Le cabinet de Christian Chenay est situé à son domicile, à Chevilly-Larue. Ayant un peu plus de 400 patients, le médecin ne peut se résoudre à partir en retraite car cela signifierait qu’il abandonne ces derniers, la profession étant touchée par la pénurie.
« Un cadeau honorifique pour saluer son travail »
« On va réussir à les recaser, mais c’est plus difficile que ce que je pensais », explique-t-il au Parisien, ajoutant que c’est « rare » de pouvoir « suivre des malades pendant soixante-dix ans ». Même s’il déplore auprès de BFMTV qu’aujourd’hui, c’est « plus du travail social que du travail médical, c’est surtout des paperasses à faire ». Le généraliste s’est par ailleurs adapté au monde moderne et à sa technologie, il pratique notamment la téléconsultation. L’une de ses patientes explique que Christian Chenay est une « encyclopédie toujours actualisée » car « il passe deux heures par jour à décortiquer les dernières informations médicales ».
De son côté, le médecin estime avoir de la chance d’être toujours en forme à son âge. Son secret : « Oh il n’y a pas de secrets. J’ai toujours mangé un peu à n’importe quelle heure, fait pratiquement toujours deux choses à la fois », confie-t-il à BFMTV, un sourire sur les lèvres.
Ce mardi 18 avril au soir, il était prévu que le Conseil de l’Ordre des Médecins du Val-de-Marne lui remette « un cadeau honorifique pour saluer son travail », souligne auprès du quotidien francilien l’un de ses membres.
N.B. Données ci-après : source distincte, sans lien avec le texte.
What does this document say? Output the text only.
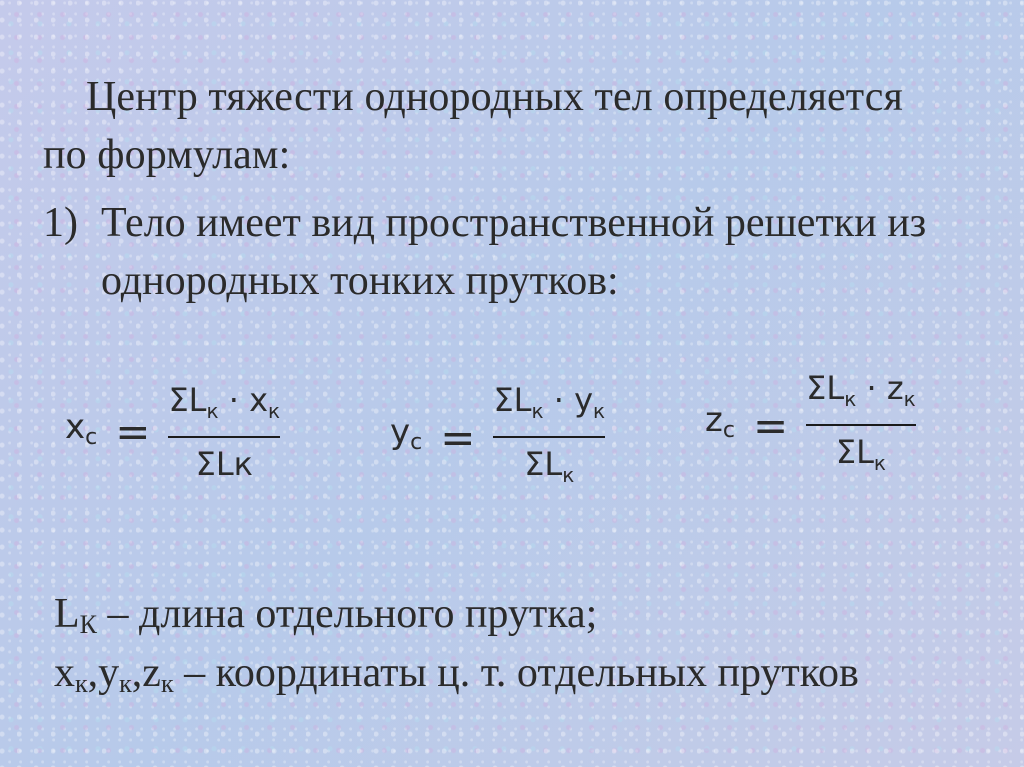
Центр тяжести однородных тел определяется
по формулам:
1) Тело имеет вид пространственной решетки из однородных тонких прутков:
$x_c = \frac{\Sigma L_к \cdot x_к}{\text{ΣLк}}$	$y_c = \frac{\Sigma L_к \cdot y_к}{\Sigma L_к}$	$z_c = \frac{\Sigma L_к \cdot z_к}{\Sigma L_к}$
$L_К$ – длина отдельного прутка;
$x_к,y_к,z_к$ – координаты ц. т. отдельных прутков
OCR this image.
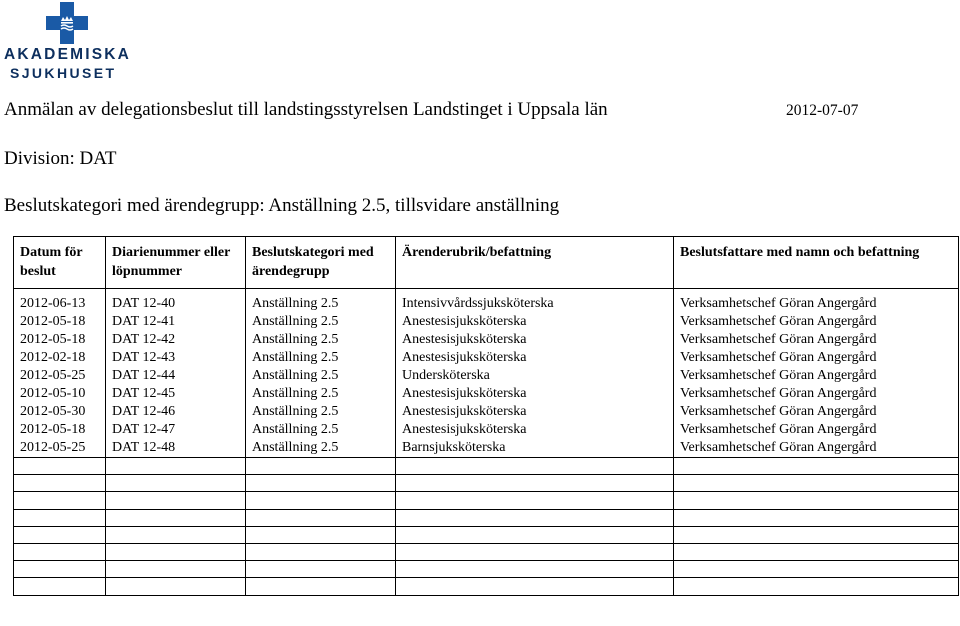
AKADEMISKA
SJUKHUSET
Anmälan av delegationsbeslut till landstingsstyrelsen Landstinget i Uppsala län	2012-07-07
Division: DAT
Beslutskategori med ärendegrupp: Anställning 2.5, tillsvidare anställning
Datum för beslut	Diarienummer eller löpnummer	Beslutskategori med ärendegrupp	Ärenderubrik/befattning	Beslutsfattare med namn och befattning
2012-06-13	DAT 12-40	Anställning 2.5	Intensivvårdssjuksköterska	Verksamhetschef Göran Angergård
2012-05-18	DAT 12-41	Anställning 2.5	Anestesisjuksköterska	Verksamhetschef Göran Angergård
2012-05-18	DAT 12-42	Anställning 2.5	Anestesisjuksköterska	Verksamhetschef Göran Angergård
2012-02-18	DAT 12-43	Anställning 2.5	Anestesisjuksköterska	Verksamhetschef Göran Angergård
2012-05-25	DAT 12-44	Anställning 2.5	Undersköterska	Verksamhetschef Göran Angergård
2012-05-10	DAT 12-45	Anställning 2.5	Anestesisjuksköterska	Verksamhetschef Göran Angergård
2012-05-30	DAT 12-46	Anställning 2.5	Anestesisjuksköterska	Verksamhetschef Göran Angergård
2012-05-18	DAT 12-47	Anställning 2.5	Anestesisjuksköterska	Verksamhetschef Göran Angergård
2012-05-25	DAT 12-48	Anställning 2.5	Barnsjuksköterska	Verksamhetschef Göran Angergård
« Je garderai comme patients quelques amis seulement »
Si Christian Chenay a fait sa carrière dans la médecine, c’est parce qu’il se trouvait à Angers et dans cette ville, il n’y avait « pas d’autres études supérieures que la médecine », raconte-t-il. Pour lui, il n’y avait donc pas « beaucoup de choix », ce qui ne l’a pas empêché d’y prendre goût quand même.
Il s’est installé à Chevilly-Larue en 1951. Il s’est notamment occupé des religieux de la communauté du Saint-Esprit. Il admet être resté dans cette commune – qui ne comptait que 300 habitants à cette époque, contre presque 20.000 aujourd’hui – parce que le supérieur lui avait demandé de continuer à s’occuper d’eux. « C’était difficile de les abandonner en cours de route », explique-t-il au Parisien, ajoutant que la bourgade était « un désert médical ».
Alors que la pandémie de Covid-19 sévissait, le médecin a bien failli fermer son cabinet, principalement à cause de la violence de certains patients. C’était la première fois qu’il était face à une telle situation. Si le doyen des médecins assure qu’il va « arrêter », il souligne toutefois qu’il ne gardera « comme patients quelques amis seulement ».